Flowers with Giles and Ambasz
The Bistro at the San Antonio Botanical Garden served as our lunch spot and it is housed in an 1896 stable that was relocated from downtown and repurposed by Irby Hightower. Before we left, we dodged raindrops to see Emilio Ambasz’ Lucile Halsell Conservatory with its superb structural expressionism.

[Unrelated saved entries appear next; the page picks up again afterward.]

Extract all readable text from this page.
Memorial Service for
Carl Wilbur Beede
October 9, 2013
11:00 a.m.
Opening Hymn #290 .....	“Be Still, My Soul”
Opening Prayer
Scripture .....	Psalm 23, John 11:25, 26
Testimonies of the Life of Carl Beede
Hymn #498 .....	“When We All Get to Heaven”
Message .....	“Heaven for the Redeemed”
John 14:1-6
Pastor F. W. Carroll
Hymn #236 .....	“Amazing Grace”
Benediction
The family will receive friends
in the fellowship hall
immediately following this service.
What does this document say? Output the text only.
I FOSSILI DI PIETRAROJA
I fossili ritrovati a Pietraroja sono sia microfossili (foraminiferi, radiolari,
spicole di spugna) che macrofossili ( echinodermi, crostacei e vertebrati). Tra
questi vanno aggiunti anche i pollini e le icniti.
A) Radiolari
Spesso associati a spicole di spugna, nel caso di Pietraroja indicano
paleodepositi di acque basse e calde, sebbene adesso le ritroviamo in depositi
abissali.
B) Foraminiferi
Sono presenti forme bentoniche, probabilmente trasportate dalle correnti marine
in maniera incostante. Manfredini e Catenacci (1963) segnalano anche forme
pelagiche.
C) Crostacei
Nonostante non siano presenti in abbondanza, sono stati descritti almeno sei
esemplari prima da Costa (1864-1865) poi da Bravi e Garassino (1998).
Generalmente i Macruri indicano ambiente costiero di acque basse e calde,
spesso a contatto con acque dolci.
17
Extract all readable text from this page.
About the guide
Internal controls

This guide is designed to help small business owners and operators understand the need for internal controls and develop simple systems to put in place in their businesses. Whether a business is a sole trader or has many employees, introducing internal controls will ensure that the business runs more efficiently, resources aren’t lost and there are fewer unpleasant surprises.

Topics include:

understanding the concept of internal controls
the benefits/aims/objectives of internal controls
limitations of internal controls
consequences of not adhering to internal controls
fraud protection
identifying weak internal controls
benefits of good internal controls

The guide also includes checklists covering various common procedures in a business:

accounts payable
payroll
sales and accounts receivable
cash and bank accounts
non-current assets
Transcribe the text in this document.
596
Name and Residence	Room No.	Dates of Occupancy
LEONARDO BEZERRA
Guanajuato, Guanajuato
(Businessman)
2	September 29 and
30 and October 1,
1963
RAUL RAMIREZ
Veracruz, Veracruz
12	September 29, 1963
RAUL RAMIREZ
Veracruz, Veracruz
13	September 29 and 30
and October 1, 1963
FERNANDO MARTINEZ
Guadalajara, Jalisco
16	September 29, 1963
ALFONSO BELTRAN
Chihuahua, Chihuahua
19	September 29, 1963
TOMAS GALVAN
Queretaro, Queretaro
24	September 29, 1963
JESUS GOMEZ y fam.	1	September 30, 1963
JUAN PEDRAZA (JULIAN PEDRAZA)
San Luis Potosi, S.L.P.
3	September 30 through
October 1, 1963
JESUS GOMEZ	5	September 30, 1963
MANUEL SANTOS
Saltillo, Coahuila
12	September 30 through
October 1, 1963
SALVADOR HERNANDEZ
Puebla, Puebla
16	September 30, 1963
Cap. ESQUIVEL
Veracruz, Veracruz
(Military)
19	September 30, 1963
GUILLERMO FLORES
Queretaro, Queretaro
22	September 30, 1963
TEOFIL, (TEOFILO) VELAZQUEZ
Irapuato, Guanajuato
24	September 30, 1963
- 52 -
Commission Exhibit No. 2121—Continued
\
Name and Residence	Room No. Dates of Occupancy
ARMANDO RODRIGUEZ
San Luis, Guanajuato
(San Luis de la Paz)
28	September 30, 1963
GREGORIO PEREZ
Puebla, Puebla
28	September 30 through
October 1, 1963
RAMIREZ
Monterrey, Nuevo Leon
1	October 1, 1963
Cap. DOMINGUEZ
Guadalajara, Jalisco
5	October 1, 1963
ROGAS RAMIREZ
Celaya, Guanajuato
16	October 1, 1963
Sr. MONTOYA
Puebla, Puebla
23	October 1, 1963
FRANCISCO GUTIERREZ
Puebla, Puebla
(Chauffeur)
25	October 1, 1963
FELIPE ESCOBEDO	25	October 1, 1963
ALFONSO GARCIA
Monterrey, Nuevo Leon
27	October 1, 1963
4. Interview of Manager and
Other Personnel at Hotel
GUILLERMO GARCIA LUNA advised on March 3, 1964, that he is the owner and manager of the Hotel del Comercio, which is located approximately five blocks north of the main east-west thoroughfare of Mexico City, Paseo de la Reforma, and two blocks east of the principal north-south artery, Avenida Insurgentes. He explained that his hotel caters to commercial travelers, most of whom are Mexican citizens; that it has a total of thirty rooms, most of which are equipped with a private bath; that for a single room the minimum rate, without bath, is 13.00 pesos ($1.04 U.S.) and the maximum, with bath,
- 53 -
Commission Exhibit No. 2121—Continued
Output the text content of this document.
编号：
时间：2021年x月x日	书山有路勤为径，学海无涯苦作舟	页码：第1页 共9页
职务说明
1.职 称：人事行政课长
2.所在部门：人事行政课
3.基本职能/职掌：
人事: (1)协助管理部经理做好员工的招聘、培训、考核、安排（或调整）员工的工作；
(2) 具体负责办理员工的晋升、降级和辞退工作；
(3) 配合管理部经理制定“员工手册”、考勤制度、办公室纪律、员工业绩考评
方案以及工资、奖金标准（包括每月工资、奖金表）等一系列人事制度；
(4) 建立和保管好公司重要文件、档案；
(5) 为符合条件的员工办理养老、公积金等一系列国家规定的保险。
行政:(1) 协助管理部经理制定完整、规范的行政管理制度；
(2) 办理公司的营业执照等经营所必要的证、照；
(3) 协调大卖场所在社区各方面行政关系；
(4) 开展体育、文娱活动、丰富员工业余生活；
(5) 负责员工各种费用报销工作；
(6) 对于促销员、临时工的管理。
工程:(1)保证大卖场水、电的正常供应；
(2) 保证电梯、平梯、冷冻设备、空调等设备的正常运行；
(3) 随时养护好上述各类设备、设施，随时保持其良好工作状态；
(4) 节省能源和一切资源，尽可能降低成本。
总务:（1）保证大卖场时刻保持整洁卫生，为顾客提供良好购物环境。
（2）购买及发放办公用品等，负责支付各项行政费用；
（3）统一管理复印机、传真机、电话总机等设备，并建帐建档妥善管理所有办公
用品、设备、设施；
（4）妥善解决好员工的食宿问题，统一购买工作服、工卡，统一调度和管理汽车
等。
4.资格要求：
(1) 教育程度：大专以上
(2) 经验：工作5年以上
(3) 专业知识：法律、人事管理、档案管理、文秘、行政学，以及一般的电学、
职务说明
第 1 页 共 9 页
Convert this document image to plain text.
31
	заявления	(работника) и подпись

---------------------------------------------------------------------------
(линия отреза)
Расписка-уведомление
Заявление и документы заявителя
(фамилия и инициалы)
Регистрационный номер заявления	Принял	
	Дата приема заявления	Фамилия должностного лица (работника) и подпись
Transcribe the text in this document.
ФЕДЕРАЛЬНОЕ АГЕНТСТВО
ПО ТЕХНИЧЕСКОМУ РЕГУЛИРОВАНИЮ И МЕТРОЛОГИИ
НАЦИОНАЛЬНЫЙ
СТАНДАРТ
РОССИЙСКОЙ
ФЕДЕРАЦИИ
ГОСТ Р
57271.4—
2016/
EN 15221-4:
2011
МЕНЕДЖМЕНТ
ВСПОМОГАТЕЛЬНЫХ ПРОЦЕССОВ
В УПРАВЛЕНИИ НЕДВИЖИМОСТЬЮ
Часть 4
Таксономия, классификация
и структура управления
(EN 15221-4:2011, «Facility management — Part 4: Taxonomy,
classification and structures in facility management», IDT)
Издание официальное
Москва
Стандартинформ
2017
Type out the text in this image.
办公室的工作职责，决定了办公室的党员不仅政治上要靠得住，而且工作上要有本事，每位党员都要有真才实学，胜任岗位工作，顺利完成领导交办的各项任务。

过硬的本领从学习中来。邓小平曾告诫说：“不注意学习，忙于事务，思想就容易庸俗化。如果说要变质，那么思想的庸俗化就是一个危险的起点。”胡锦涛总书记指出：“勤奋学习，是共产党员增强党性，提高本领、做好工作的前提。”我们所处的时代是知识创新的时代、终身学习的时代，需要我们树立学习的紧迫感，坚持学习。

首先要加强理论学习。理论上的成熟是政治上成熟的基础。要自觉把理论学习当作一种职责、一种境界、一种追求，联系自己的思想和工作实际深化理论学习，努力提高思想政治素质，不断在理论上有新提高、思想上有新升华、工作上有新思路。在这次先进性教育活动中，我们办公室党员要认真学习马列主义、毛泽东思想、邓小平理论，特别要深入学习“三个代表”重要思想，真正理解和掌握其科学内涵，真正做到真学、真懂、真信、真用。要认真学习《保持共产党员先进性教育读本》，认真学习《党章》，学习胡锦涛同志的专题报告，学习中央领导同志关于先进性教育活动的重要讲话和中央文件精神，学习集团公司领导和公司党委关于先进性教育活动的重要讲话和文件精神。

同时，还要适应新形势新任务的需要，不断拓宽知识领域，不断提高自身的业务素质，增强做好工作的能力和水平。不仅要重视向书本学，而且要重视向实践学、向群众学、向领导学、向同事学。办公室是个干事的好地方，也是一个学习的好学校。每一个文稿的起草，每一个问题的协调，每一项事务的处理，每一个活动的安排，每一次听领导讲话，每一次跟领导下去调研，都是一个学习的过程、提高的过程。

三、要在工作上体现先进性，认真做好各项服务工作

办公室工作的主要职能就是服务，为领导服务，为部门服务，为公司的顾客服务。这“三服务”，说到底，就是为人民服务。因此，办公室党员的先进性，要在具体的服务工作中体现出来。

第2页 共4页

Collections, the New and the View
Susan Toomey Frost’s exquisite stone cottage and her incredible collections culminated in her scholarly work on the San Antonio clay tile industry. Her house was a counterpoint to the grand suburban house we later toured, designed by Michael Imber, that illustrated influences from across the architectural spectrum with attention to craft and detail. Our afternoon ended with cocktails hosted at the Olmos Tower apartment of Margaret and Bill Kanyusik. Their art collection and hospitality were paired with a misty view of San Antonio and the Trinity University campus below where we started our day.
Sunday, March 11
The rain stopped and the sun came out! Suddenly, it was the most beautiful Texas spring day there ever was!
The Leon Springs House
A brilliantly clear Sunday morning at this Lake Flato house for two doctors takes full advantage of Hill Country views and native landscape. Let’s stay here all day and just enjoy this pool along with the Sunday paper.
A Pipe Springs Jacal
Rick and Kristin Casey’s weekend place is really just a simple screened-in porch on a spectacular bend in this creek in the Texas Hill Country. I know they’ve added some things along the way for sleeping, kids, guests, bathrooms, entertaining, and air conditioning, but the beautifully simple heart remains. OK, I’m actually just going to stay here this afternoon. And I don’t need a paper – Rick can just fill me in while I enjoy this hammock…
A Helotes Ranch
Take a historical nineteenth century ranch headquarters and add a dash of 1920s dude ranch with the vision of a twenty-first century developer and drop it down on a spectacularly quintessential Hill Country site, and this is something like what you might get. Oh, did I mention topping it off with red-checked tablecloths under century-old live oaks, a barbeque lunch with now old friends and a Bloody Mary or two to take any edge off? Now I really want to go herd some cattle with the vaqueros or dress for dinner with the Viceroy and his beautiful daughter. Do we really have to go back to H-Town?
Well, we did go back but in best RDA Hometown Tour tradition, we never saw the Riverwalk, El Mercado, or even the venerable Alamo. Fantastico!